If your love is taken from you too soon - in the phase where you lock up both wheels and fall asleep with it in your arms- when you return to the lamp post and find your D-lock in twain you are likely to fill a page with florid despairing verse and fling yourself from the roof of a Ray's Bikes outlet.
Later, you pass full days without even thinking about the machine you swore devotion to. At this stage, if the shadow-dwelling hacksaw man absconds with your ride, you won't be half way through the cab trip home before thinking about what you'll replace it with.

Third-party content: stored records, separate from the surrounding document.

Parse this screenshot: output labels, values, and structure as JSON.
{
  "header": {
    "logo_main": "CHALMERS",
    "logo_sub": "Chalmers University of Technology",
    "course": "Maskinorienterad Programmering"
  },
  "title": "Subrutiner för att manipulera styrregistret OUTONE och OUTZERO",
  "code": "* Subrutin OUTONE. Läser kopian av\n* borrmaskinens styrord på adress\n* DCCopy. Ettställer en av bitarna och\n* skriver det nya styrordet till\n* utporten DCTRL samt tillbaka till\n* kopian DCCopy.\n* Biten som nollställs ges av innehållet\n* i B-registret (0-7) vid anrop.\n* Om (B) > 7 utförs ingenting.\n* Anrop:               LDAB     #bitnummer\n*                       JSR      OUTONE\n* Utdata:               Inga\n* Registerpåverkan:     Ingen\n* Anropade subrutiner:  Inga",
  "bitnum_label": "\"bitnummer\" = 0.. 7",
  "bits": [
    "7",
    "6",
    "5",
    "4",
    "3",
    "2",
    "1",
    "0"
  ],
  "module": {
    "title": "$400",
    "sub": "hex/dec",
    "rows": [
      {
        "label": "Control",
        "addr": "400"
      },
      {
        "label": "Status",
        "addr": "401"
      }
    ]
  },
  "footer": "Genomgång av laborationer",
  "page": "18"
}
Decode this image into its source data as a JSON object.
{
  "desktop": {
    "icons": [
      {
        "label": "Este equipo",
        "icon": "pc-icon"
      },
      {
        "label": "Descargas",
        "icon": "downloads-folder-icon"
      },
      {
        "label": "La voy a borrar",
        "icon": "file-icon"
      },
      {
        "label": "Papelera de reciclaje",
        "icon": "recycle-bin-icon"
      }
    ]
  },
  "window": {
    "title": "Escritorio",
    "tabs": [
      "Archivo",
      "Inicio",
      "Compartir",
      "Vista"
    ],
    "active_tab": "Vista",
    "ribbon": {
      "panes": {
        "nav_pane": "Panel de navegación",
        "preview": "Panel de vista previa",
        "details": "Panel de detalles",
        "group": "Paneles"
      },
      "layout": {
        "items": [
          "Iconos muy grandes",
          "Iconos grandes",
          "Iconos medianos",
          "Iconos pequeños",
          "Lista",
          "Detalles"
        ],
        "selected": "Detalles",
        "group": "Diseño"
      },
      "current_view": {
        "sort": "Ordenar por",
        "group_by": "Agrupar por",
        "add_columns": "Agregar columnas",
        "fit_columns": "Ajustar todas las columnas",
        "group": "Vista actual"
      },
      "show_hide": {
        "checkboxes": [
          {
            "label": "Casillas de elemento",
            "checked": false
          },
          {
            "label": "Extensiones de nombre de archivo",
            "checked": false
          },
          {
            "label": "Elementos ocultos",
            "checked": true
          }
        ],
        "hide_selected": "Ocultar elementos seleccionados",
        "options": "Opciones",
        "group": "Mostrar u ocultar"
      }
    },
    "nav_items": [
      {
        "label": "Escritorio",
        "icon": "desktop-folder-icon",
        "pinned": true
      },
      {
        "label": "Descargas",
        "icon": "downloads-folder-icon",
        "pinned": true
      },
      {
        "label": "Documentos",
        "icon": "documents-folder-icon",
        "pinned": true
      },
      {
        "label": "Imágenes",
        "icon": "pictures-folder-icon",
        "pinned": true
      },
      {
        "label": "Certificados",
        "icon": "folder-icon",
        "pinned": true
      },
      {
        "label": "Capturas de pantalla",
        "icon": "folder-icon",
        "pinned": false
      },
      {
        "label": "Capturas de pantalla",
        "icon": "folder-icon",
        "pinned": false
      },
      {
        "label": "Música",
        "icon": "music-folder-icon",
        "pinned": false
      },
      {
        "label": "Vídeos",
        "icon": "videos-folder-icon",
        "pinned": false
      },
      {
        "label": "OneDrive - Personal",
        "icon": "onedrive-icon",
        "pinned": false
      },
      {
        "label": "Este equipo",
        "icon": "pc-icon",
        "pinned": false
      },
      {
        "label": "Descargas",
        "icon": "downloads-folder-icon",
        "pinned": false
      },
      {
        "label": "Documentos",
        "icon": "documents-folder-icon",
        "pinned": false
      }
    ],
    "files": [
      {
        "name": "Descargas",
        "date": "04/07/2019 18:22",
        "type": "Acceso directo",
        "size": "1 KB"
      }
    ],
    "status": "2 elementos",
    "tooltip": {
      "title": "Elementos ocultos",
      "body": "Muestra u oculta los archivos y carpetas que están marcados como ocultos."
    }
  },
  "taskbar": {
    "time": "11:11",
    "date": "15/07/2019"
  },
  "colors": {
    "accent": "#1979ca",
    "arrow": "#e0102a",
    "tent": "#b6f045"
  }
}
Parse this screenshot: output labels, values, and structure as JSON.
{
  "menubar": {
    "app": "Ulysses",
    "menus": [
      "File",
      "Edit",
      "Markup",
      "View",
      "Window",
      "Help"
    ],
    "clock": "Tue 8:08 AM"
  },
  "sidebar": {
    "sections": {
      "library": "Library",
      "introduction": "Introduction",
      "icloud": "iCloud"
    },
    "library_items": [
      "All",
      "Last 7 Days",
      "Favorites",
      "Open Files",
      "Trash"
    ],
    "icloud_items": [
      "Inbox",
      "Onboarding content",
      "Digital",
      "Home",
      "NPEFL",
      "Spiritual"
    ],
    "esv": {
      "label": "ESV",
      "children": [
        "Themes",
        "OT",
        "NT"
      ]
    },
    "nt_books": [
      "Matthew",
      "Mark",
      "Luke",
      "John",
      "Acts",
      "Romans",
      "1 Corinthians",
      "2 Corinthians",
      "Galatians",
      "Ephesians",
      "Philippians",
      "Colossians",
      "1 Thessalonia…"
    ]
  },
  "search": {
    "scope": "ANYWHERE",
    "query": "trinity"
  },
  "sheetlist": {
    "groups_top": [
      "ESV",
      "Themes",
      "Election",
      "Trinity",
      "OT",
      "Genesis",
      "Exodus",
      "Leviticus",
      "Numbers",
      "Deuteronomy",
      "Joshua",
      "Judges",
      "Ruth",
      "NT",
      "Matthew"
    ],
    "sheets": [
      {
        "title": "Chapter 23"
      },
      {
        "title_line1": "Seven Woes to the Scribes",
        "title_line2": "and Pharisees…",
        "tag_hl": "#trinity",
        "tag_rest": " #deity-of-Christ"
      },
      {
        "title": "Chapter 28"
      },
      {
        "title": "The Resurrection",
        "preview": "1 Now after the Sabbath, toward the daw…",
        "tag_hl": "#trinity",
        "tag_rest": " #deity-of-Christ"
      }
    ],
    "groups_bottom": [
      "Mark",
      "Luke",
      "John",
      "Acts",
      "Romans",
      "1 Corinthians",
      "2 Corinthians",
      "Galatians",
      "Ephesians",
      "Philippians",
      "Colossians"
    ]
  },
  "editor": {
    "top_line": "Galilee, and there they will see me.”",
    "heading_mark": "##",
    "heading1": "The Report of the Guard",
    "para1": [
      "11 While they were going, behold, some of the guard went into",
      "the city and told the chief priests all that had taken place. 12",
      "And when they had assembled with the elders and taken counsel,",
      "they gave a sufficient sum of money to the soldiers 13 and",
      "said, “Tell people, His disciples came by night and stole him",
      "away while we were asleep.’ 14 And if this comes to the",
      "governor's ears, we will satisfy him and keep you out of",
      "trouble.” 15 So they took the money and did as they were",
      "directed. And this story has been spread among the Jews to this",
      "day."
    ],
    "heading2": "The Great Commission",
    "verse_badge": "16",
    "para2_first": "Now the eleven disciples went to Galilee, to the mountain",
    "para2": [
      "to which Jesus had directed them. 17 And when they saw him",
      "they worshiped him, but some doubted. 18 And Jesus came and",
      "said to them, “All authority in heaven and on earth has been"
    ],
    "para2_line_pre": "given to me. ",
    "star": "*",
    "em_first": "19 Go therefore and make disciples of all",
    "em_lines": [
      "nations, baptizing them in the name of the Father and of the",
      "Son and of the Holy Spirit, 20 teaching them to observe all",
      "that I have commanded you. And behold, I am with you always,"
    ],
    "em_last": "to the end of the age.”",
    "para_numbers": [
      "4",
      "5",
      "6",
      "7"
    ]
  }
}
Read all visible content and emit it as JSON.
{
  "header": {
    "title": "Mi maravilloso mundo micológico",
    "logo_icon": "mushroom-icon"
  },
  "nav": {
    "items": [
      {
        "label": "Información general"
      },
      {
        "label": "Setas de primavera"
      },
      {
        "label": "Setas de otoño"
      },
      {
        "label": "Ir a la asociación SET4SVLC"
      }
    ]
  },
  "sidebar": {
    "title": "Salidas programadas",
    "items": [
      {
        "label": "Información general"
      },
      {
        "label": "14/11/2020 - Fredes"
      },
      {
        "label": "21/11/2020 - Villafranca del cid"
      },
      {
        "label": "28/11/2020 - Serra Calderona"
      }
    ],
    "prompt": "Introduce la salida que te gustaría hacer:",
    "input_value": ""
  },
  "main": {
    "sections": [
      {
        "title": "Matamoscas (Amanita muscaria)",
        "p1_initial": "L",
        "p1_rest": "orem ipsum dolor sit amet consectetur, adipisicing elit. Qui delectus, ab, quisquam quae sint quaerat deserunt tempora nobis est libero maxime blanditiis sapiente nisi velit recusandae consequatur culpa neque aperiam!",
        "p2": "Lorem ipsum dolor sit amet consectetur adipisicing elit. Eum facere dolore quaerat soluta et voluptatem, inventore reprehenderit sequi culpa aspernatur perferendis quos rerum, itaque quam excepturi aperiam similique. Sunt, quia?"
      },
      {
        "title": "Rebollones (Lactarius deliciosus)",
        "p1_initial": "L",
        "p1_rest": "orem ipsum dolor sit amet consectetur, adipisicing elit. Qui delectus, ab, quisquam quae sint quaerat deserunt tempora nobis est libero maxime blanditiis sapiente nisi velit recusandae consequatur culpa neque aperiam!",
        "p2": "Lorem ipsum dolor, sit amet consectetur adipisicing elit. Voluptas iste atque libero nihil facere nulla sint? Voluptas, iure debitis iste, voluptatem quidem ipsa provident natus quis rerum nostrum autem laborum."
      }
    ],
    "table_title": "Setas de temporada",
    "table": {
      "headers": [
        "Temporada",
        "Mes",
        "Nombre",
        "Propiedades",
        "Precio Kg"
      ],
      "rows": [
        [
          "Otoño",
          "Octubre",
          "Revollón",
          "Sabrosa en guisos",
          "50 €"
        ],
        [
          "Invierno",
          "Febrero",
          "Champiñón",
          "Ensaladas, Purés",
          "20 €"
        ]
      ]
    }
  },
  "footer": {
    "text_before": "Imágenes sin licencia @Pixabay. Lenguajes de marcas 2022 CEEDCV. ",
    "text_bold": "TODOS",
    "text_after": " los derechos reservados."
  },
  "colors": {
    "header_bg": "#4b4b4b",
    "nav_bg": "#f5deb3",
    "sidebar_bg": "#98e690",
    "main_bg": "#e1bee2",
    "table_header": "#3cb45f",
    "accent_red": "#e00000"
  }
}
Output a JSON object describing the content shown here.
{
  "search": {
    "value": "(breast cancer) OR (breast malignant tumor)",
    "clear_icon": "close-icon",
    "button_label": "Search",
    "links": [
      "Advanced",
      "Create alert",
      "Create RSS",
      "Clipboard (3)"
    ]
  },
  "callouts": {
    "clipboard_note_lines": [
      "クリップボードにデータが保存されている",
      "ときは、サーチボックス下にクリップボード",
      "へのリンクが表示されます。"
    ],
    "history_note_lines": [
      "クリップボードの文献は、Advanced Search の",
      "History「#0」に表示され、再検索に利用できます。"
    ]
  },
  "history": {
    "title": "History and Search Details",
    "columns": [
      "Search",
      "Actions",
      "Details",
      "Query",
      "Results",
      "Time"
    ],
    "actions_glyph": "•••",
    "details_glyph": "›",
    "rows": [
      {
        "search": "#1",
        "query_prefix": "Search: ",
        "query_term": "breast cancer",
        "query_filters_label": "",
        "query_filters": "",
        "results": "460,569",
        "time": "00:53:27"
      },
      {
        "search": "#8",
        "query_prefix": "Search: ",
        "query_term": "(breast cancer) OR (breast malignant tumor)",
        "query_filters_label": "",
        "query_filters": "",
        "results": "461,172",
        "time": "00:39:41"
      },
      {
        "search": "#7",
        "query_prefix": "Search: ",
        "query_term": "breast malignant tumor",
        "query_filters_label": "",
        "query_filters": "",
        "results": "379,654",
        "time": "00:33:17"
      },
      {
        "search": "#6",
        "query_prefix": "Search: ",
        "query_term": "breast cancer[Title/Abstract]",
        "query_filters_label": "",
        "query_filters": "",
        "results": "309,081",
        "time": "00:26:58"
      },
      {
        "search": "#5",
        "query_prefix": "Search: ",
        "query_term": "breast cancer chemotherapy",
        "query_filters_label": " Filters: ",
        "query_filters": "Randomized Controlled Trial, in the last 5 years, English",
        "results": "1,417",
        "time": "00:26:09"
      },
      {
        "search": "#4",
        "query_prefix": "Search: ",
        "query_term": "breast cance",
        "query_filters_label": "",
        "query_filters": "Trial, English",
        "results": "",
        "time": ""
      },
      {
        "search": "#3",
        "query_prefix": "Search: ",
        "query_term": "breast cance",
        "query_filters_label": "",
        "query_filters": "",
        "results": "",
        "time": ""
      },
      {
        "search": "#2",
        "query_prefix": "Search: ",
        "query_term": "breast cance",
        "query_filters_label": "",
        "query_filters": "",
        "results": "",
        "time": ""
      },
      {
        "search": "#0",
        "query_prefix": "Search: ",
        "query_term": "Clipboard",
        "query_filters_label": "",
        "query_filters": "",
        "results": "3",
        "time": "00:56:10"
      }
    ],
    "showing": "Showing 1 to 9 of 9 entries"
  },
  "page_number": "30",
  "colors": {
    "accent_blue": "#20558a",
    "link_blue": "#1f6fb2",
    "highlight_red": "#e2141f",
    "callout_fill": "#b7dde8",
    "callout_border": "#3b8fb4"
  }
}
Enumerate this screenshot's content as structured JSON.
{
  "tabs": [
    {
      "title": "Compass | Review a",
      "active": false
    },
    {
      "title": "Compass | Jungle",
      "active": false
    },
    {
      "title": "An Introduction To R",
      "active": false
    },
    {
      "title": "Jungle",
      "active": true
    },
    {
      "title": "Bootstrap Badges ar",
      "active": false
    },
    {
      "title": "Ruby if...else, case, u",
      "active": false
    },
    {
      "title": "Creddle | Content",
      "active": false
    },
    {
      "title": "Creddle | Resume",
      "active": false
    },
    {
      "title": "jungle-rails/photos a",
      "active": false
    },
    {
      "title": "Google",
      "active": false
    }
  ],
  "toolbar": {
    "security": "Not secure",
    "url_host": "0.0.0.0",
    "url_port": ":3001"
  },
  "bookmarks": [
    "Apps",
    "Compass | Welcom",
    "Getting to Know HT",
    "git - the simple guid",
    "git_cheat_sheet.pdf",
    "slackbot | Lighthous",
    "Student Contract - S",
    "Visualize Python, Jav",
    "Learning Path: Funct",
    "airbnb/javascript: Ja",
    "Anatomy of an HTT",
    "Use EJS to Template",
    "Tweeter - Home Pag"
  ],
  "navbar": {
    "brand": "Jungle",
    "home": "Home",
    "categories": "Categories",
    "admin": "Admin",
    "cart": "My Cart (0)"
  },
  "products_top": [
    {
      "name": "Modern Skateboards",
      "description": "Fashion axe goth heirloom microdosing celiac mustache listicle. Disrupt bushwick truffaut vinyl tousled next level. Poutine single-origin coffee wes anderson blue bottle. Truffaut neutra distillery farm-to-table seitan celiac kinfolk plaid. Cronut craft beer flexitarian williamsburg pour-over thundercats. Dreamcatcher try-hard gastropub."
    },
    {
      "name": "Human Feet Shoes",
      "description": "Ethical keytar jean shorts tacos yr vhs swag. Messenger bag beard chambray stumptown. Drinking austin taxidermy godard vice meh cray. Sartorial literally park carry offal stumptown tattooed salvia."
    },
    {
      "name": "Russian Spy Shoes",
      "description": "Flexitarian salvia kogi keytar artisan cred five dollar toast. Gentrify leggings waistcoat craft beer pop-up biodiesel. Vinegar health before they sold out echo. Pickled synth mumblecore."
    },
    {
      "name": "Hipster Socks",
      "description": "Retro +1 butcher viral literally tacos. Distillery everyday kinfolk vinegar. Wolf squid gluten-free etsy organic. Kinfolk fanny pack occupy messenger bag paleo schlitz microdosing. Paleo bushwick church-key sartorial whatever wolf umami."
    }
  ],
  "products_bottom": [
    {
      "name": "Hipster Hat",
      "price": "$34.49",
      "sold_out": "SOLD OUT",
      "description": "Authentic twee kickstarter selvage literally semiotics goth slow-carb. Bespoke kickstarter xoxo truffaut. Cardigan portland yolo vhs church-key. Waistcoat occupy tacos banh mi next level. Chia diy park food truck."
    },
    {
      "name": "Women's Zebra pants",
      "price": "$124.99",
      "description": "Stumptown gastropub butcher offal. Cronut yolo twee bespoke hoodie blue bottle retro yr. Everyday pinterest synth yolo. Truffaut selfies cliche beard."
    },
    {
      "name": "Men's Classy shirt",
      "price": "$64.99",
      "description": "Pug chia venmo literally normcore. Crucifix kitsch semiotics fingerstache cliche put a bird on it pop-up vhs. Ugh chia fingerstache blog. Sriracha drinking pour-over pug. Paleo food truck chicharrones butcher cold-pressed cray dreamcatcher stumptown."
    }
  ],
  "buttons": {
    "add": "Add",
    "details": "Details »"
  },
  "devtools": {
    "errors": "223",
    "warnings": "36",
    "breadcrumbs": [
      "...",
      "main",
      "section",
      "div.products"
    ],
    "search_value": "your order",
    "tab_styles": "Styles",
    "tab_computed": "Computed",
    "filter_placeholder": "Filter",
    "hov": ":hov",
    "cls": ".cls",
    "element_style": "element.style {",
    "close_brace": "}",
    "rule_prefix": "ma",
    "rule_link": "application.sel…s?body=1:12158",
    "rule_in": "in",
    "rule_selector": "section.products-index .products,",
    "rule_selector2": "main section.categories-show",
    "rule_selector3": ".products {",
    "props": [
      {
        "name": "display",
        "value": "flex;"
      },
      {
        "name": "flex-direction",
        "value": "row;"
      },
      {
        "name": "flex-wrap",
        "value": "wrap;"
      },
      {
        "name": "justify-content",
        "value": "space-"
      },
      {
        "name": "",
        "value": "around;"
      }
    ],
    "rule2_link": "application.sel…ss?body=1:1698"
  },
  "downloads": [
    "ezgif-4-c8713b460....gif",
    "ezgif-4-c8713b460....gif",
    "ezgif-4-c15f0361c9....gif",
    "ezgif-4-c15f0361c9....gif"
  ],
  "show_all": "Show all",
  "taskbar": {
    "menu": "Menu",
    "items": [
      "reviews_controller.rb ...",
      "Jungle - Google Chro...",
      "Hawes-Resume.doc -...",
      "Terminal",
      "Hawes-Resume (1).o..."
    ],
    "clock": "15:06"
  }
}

BONUS TIP: Tell yourself you'll buy a cheap commuter you can afford to have taken. Once in the bike shop, you'll wonder if you can afford not to get a SRAM red set up.

Thursday, 28 July 2011

Tip 30: Change how you carry your lock

That U-lock holster that seemed so "deck" on that cycling website turned out to be a big pile of shit.  That frame mount broke. And the spinal bruising from carrying it in the crumpler is getting passe.
I have a brilliant idea - I'll just hang it off the handlebars!
BONUS TIP: If you haven't considered buying a gold bike chain lock and wearing it like Mr T, you haven't been riding long enough yet, fool.

Wednesday, 6 July 2011

Tip 11: Leave your bike

There's something totally charming about leaving your bike in a public place, say, outside work, and seeing it there each time you go past.
It's there when you go out for coffee, marking that patch of pavement as yours.  It's there when you head to your afternoon meeting. 
It's there when you walk in from the train station the next day and it's there for the rest of the week until this "awful weather" passes. You're like a tomcat who has marked the territory, and you can hold your tail high.
You don't need to worry about bike theft as much as you think.  They call it passive surveillance - the way a bike parked in a busy street won't be molested, for the most surprisingly long time, except by spiders.

BONUS TIP:  That story about the guy who had a nest of white tails in his seat, and they crawled into his bib shorts on a long descent and he got flesh-eating necrosis of the balls? True story. Happened to my cousin's friend. He's OK now but says always use mortein on your saddle before a ride.